Michael Semak, Club House of the Black Diamond Riders, Toronto, Ontario, 1966, gelatin silver print.

The exhibition shows Semak’s development from a more “objective” stance to deliberate control of situations, in order to express preconceived ideas. But all the photographs retain a claim to veracity; they provide the illusion that the photographer just happened by. It is this kind of modernist illusionism against which a younger generation of art photographers rebelled. Artists such as Evergon, Donigan Cumming and Diana Thorneycroft, to name but a few photographers who are indebted to the expressive, subjective work of Semak and others, never leave a doubt about the constructed reality of their photographs.
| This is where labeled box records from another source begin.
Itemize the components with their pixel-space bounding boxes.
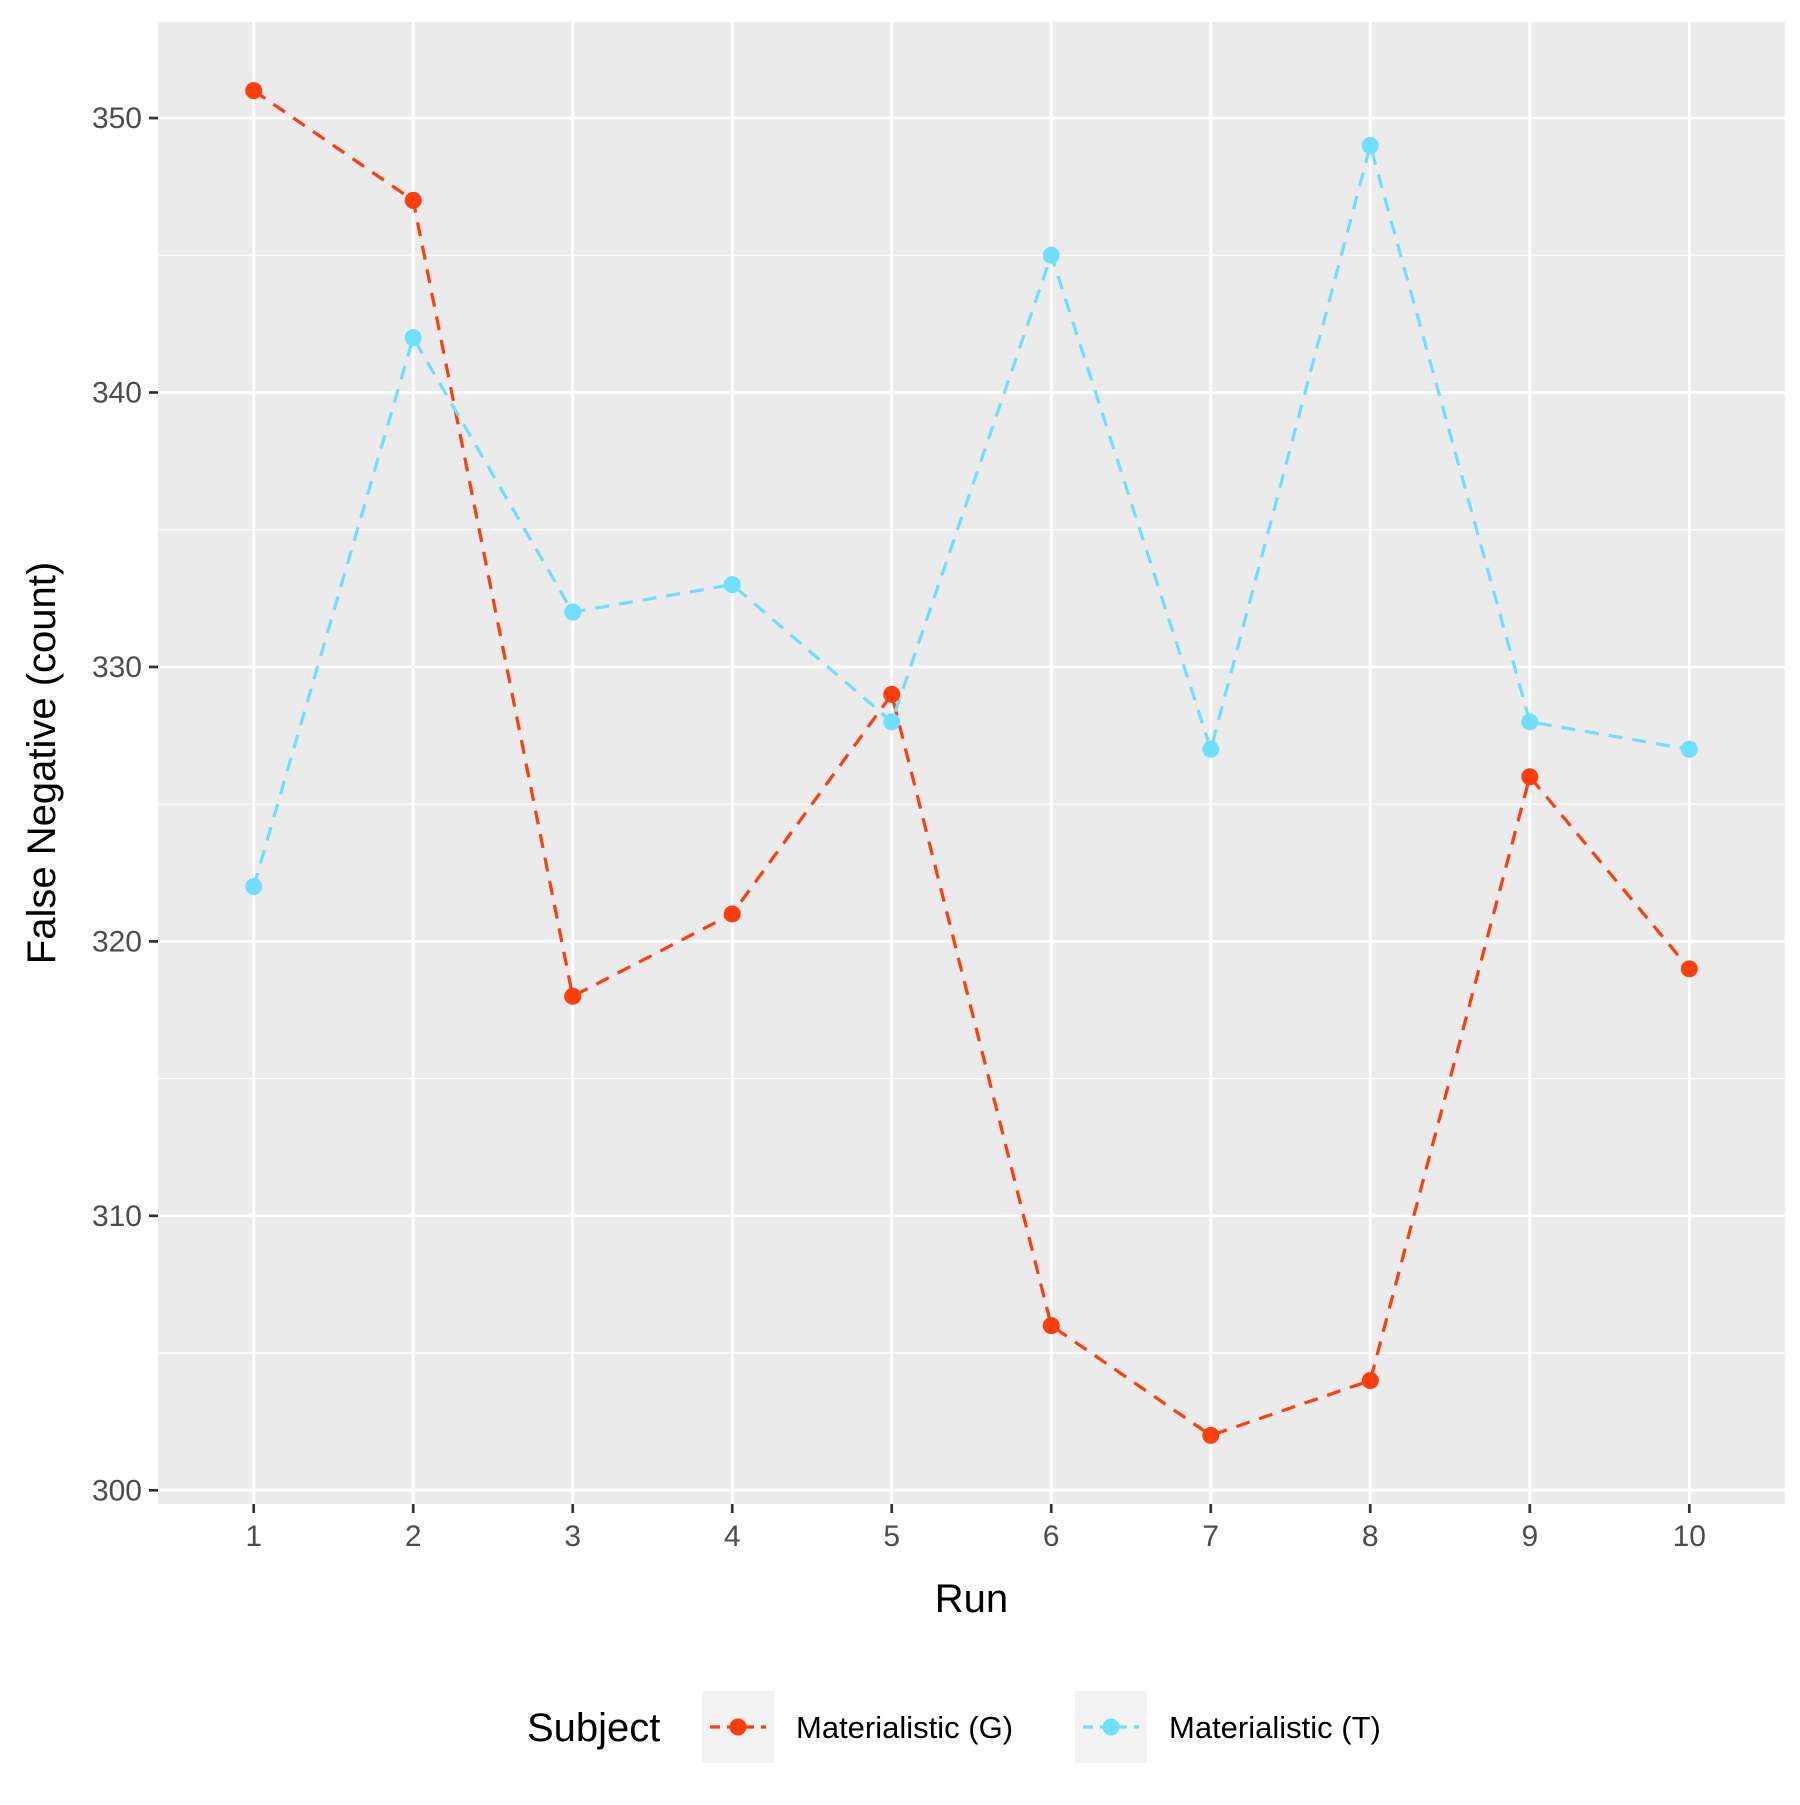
y-tick-label: 350 xyxy=(92,102,142,135)
legend-key-point xyxy=(729,1718,747,1736)
legend-label: Materialistic (G) xyxy=(796,1710,1013,1745)
series-lines xyxy=(252,89,1691,1438)
y-axis-title: False Negative (count) xyxy=(20,562,64,964)
minor-gridlines xyxy=(158,254,1785,1354)
data-point-series-1 xyxy=(404,191,422,209)
y-tick-label: 300 xyxy=(92,1474,142,1507)
x-tick-label: 9 xyxy=(1521,1520,1538,1553)
legend-key-point xyxy=(1102,1718,1120,1736)
legend-label: Materialistic (T) xyxy=(1169,1710,1381,1745)
y-tick-label: 320 xyxy=(92,925,142,958)
y-tick-label: 310 xyxy=(92,1200,142,1233)
data-point-series-1 xyxy=(1042,1317,1060,1335)
data-point-series-2 xyxy=(1202,740,1220,758)
x-tick-label: 7 xyxy=(1202,1520,1219,1553)
legend-item-2: Materialistic (T) xyxy=(1075,1691,1381,1763)
legend-title: Subject xyxy=(527,1706,660,1750)
x-tick-label: 6 xyxy=(1043,1520,1060,1553)
series-line-1 xyxy=(252,89,1691,1438)
data-point-series-2 xyxy=(1042,246,1060,264)
data-point-series-1 xyxy=(1680,960,1698,978)
x-tick-label: 4 xyxy=(724,1520,741,1553)
legend: Subject Materialistic (G) Materialistic (… xyxy=(527,1691,1381,1763)
data-point-series-1 xyxy=(723,905,741,923)
legend-item-1: Materialistic (G) xyxy=(702,1691,1013,1763)
x-tick-label: 3 xyxy=(564,1520,581,1553)
x-tick-label: 10 xyxy=(1673,1520,1706,1553)
data-point-series-2 xyxy=(564,603,582,621)
x-tick-label: 5 xyxy=(883,1520,900,1553)
y-axis: 300 310 320 330 340 350 xyxy=(92,102,158,1507)
data-point-series-1 xyxy=(1361,1372,1379,1389)
y-tick-label: 340 xyxy=(92,377,142,410)
x-axis-title: Run xyxy=(935,1577,1008,1621)
data-point-series-2 xyxy=(723,576,741,594)
series-points xyxy=(245,82,1698,1444)
x-tick-label: 2 xyxy=(405,1520,422,1553)
data-point-series-1 xyxy=(1202,1426,1220,1444)
major-gridlines xyxy=(158,22,1785,1504)
data-point-series-2 xyxy=(883,713,901,731)
data-point-series-1 xyxy=(1521,768,1539,786)
x-tick-label: 1 xyxy=(245,1520,262,1553)
data-point-series-2 xyxy=(245,878,263,895)
x-axis: 1 2 3 4 5 6 7 8 9 10 xyxy=(245,1504,1706,1553)
data-point-series-2 xyxy=(1521,713,1539,731)
data-point-series-1 xyxy=(883,685,901,703)
y-tick-label: 330 xyxy=(92,651,142,684)
series-line-2 xyxy=(252,143,1690,887)
x-tick-label: 8 xyxy=(1362,1520,1379,1553)
data-point-series-2 xyxy=(1361,137,1379,154)
data-point-series-1 xyxy=(245,82,263,100)
data-point-series-1 xyxy=(564,987,582,1005)
data-point-series-2 xyxy=(1680,740,1698,758)
panel-background xyxy=(158,22,1785,1504)
data-point-series-2 xyxy=(404,329,422,347)
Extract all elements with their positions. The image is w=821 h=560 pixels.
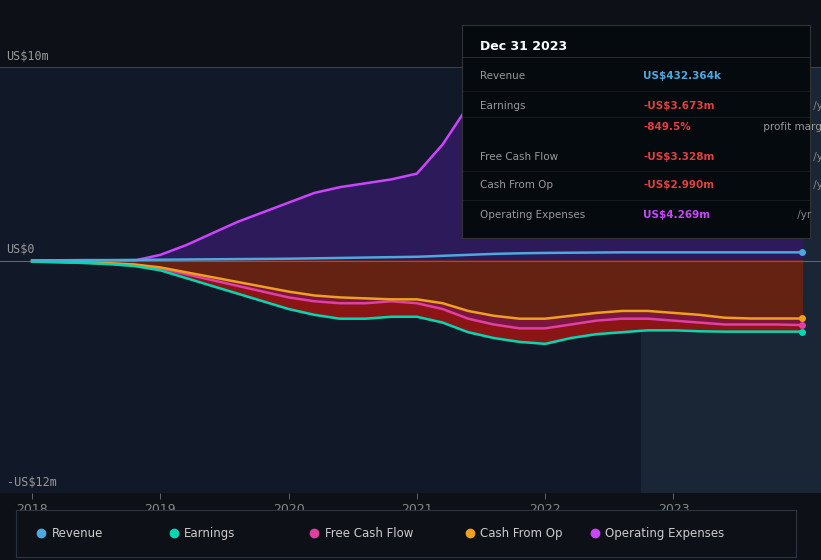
Text: Revenue: Revenue [52,527,103,540]
Text: /yr: /yr [810,101,821,111]
Text: US$432.364k: US$432.364k [643,71,721,81]
Text: Cash From Op: Cash From Op [480,527,563,540]
Text: Dec 31 2023: Dec 31 2023 [479,40,566,53]
Text: -US$3.673m: -US$3.673m [643,101,715,111]
Text: Operating Expenses: Operating Expenses [479,209,585,220]
Text: Cash From Op: Cash From Op [479,180,553,190]
Text: Free Cash Flow: Free Cash Flow [324,527,413,540]
Text: -US$2.990m: -US$2.990m [643,180,714,190]
Text: -US$12m: -US$12m [7,475,57,488]
Text: Earnings: Earnings [184,527,236,540]
Text: -849.5%: -849.5% [643,122,691,132]
Text: Earnings: Earnings [479,101,525,111]
Text: US$4.269m: US$4.269m [643,209,710,220]
Text: /yr: /yr [810,180,821,190]
Text: /yr: /yr [810,152,821,162]
Text: /yr: /yr [794,209,811,220]
Text: Operating Expenses: Operating Expenses [605,527,724,540]
Text: -US$3.328m: -US$3.328m [643,152,714,162]
Text: US$0: US$0 [7,244,35,256]
Bar [641,67,821,493]
Text: Free Cash Flow: Free Cash Flow [479,152,557,162]
Text: US$10m: US$10m [7,50,49,63]
Text: Revenue: Revenue [479,71,525,81]
Text: profit margin: profit margin [760,122,821,132]
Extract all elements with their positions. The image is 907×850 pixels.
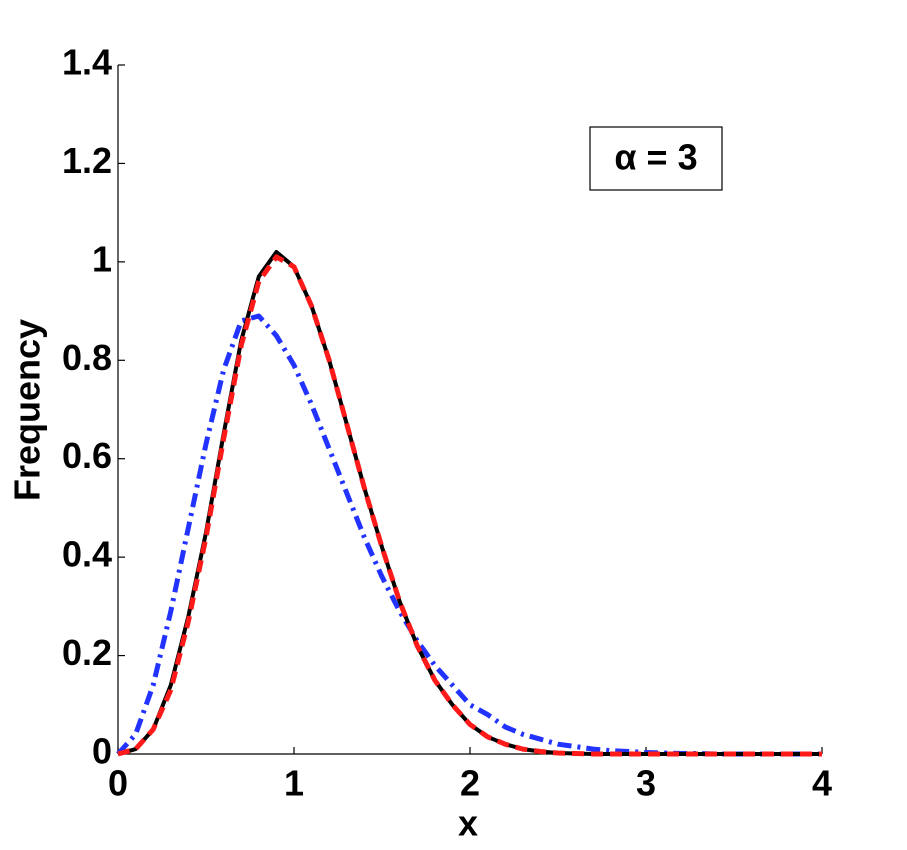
- x-tick-label: 2: [460, 763, 480, 804]
- y-tick-label: 1.4: [62, 42, 112, 83]
- y-tick-label: 1: [92, 238, 112, 279]
- y-axis-label: Frequency: [7, 319, 48, 501]
- x-tick-label: 1: [284, 763, 304, 804]
- y-tick-label: 0: [92, 731, 112, 772]
- y-tick-label: 1.2: [62, 140, 112, 181]
- y-tick-label: 0.4: [62, 534, 112, 575]
- x-tick-label: 0: [108, 763, 128, 804]
- y-tick-label: 0.6: [62, 435, 112, 476]
- y-tick-label: 0.2: [62, 632, 112, 673]
- line-series: [117, 254, 822, 757]
- annotation-box: [589, 126, 723, 191]
- x-tick-label: 3: [636, 763, 656, 804]
- line-series: [116, 313, 822, 757]
- x-tick-label: 4: [812, 763, 832, 804]
- x-axis-label: x: [458, 803, 478, 844]
- annotation: α = 3: [614, 137, 697, 178]
- line-series: [117, 250, 822, 756]
- y-tick-label: 0.8: [62, 337, 112, 378]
Postmodern photography teaches us that what is posited as a universal view is always influenced by the subjective ideas of the photographer. We have learned that a desire for commonality, for wholeness, can result in an illusionary truth that negates differences and effectively silences idiosyncratic voices. But what we have not learned is to forget our desire to belong, our impulse to recognize experiences and emotions we all share. In a postmodern culture with its insistence on differences, Semak’s photographs, with their unabashed longing for a universal humanness, create the shock of the old. ■

“Michael Semak,” Canadian Museum of Contemporary Photography, Ottawa, May 7 to November 13, 2005 (Circulating).

Petra Halkes is an artist and writer living in Ottawa. Her book, Aspiring to the Landscape, On Painting and the Subject of Nature, has just been published by the University of Toronto Press.